Smith, Michael Sharwood
Pedagogical grammar is the presentation of grammatical information for teaching purposes. Two important distinctions are relevant here: reference books versus teaching grammars programmed into a course, and generalized versus specialized grammars, (depending on the extent to which they have been designed to meet specific teaching/learning situations). The more promising type of grammar is one that goes beyond the reference function and facilitates in a systematic and explicit way the learning of the target language. Textbook designers should abandon the "parasitic" approach which merely simplifies one or more theoretical linguistic description, as does the "orthodox" approach, which follows one linguistic theory only. Naive eclecticism is, however, no solution. The designer should devise and adapt descriptions according to psychological and sociolinguistic principles. As a starting point, the approach of David Ausubel seems highly appropriate. By adopting his theory on the use of various kinds of organizers, the designer may frame a pedagogical grammar that promotes meaningful learning, something which a patchwork grammar, naively eclectic and atheoretical, is unlikely to do. Organizers, which may be anything from visual non-linguistic marks on paper to highly abstract notional categories, are classifications based on principles that are didactic as well as linguistic. (Author/AMH)
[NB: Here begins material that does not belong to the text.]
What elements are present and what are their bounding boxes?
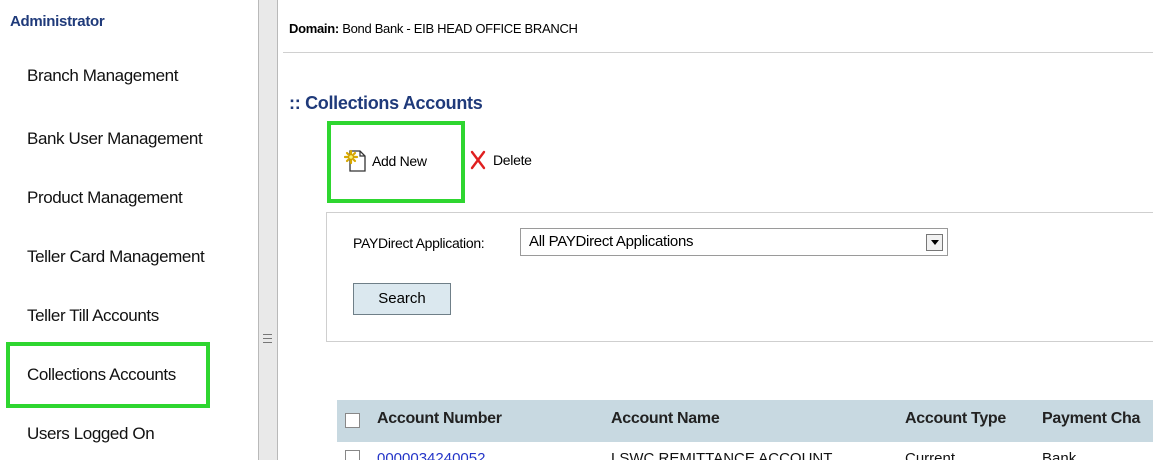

Descriptors: Advance Organizers, Cognitive Processes, Comprehension, Course Organization, Curriculum Design, Educational Media, Grammar, Higher Education, Language Instruction, Learning Activities, Learning Processes, Retention (Psychology), Second Language Learning, Teaching Methods, Textbook Preparation, Textbooks
Publication Type: Journal Articles
Education Level: N/A
Authoring Institution: Utrecht State Univ., (Netherlands).